Tatsächlich wird schon seit Monaten die Möglichkeit diskutiert, gewisse Maßnahmen aus der Terrorismusbekämpfung auch gegen das organisierte Verbrechen einzusetzen. Immer wieder taucht in diesem Zusammenhang die Forderung nach einer Form der Verwaltungshaft auf. Bisher ist die Politik allerdings von solchen rechtsstaatlich nicht unproblematischen Maßnahmen zurückgeschreckt. Ministerpräsident Netanjahu kündigte nun bei der wöchentlichen Kabinettssitzung zwar an, das organisierte Verbrechen mit "neuen Mitteln" bekämpfen zu wollen, führte aber nicht im Detail aus, was damit gemeint sein könnte.
Schon heute sind 1000 Beamten der Sondereinheit Lahav 433 mit dem Kampf gegen die Mafia-Familien beschäftigt. Und erst in der vergangenen Woche konnte die Einheit einen beachtlichen Erfolg verbuchen: Im Süden Israels wurde ein Lager mit Sprengstoff, Waffen und Überwachungstechnologie entdeckt.


Bandenkämpfe mit hochmoderner Technologie

Mit hochmoderner Technologie hatte eine Mafia-Familie die Angehörigen des verfeindeten Domrani-Kartells überwacht, um sie dann zu gegebener Zeit umzubringen. Die Ermittler fanden einen "War Room", in dem auf mehreren Bildschirmen die Bewegungen der Opfer überwacht werden konnten. Die eingesetzten Geräte waren so modern, dass sie "einen Geheimdienst stolz machen würden", sagte einer der beteiligten Beamten.

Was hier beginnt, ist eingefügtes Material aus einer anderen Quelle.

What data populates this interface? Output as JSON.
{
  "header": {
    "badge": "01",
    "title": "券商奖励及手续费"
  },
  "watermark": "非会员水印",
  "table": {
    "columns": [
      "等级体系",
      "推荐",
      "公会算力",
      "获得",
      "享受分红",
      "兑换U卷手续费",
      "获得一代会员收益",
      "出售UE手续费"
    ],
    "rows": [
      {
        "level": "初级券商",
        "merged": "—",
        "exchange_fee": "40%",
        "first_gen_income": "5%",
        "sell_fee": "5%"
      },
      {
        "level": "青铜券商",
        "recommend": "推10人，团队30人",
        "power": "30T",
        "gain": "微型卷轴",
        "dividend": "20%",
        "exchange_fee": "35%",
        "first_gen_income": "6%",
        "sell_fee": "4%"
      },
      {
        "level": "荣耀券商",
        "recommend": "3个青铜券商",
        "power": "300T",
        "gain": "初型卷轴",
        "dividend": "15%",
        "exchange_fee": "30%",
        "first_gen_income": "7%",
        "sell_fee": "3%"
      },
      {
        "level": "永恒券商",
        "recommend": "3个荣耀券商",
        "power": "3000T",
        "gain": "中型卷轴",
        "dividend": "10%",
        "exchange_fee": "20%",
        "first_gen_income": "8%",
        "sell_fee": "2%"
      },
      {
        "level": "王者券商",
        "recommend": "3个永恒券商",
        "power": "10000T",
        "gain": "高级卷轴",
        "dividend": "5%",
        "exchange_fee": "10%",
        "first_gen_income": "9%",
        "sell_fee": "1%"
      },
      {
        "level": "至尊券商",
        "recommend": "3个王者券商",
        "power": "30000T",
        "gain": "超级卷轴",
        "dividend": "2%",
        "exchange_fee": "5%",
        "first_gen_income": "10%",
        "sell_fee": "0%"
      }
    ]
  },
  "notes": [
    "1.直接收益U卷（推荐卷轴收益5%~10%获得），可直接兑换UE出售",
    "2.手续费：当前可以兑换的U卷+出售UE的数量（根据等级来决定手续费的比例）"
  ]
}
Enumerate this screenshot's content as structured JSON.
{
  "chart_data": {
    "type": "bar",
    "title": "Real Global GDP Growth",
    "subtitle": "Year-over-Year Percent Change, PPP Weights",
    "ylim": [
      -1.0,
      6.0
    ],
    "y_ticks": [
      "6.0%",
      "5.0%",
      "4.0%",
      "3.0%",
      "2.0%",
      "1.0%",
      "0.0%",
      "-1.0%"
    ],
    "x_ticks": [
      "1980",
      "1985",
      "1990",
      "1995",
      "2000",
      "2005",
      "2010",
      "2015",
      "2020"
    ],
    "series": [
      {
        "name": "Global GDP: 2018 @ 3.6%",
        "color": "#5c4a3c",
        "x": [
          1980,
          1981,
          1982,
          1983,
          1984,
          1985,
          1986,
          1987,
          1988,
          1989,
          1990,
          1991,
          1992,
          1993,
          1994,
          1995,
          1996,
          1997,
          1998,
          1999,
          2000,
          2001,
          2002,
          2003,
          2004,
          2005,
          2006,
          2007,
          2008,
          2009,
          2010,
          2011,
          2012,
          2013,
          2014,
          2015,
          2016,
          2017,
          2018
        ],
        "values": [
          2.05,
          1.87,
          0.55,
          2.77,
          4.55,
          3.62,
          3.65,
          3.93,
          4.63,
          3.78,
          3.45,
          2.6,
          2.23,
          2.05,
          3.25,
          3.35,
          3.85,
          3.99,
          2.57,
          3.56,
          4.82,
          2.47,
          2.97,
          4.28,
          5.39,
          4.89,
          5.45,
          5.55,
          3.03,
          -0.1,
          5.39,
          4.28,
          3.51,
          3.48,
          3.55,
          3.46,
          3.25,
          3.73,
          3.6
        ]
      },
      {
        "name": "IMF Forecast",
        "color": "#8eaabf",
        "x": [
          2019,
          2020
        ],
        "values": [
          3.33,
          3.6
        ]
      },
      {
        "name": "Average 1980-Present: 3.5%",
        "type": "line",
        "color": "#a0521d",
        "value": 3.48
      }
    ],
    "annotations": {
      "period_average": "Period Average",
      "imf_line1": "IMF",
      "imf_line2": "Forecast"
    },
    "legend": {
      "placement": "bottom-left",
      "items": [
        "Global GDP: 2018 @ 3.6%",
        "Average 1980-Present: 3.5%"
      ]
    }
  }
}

Sorge bereitet den Behörden auch, dass die Verbrecher scheinbar problemlos in den Besitz großer Mengen Sprengstoff gelangen. Polizeichef Jochan Danino versichert, der Sprengstoff stamme aus den Lagern der Armee. Die meisten eingesetzten Bomben seine keine improvisierten Heimprodukte, sondern professionelle und verlässliche Sprengsätze, die teilweise sogar vornehmlich von Eliteeinheiten eingesetzt würden.

Im Büro des Armeesprechers streitet man das nicht ab: "Wir sind eine Volksarmee und ziehen Menschen aus dem ganzen Land ein", heißt es da. "Deshalb wissen wir nicht, ob einige jetzt oder in der Zukunft Verbindungen zum organisierten Verbrechen haben oder haben werden." Man sei sich des Phänomens bewusst und versuche in Zusammenarbeit mit der Polizei und durch verdeckte Ermittlungen der Militärpolizei dagegen vorzugehen.


Die Banden aber wissen längst, dass Sprengstoffmorde für die Ermittler viel schwieriger aufzuklären sind als Taten mit einer Schusswaffe. Im Zusammenhang mit dem Mord an Taher Lalah hatte die Polizei bald die ersten vier Verdächtigen in Gewahrsam. Ob man ihnen etwas nachweisen kann, bleibt abzuwarten. Kaum aber jemand zweifelt daran, dass die Rache der trauernden Familie nicht lange auf sich wird warten lassen.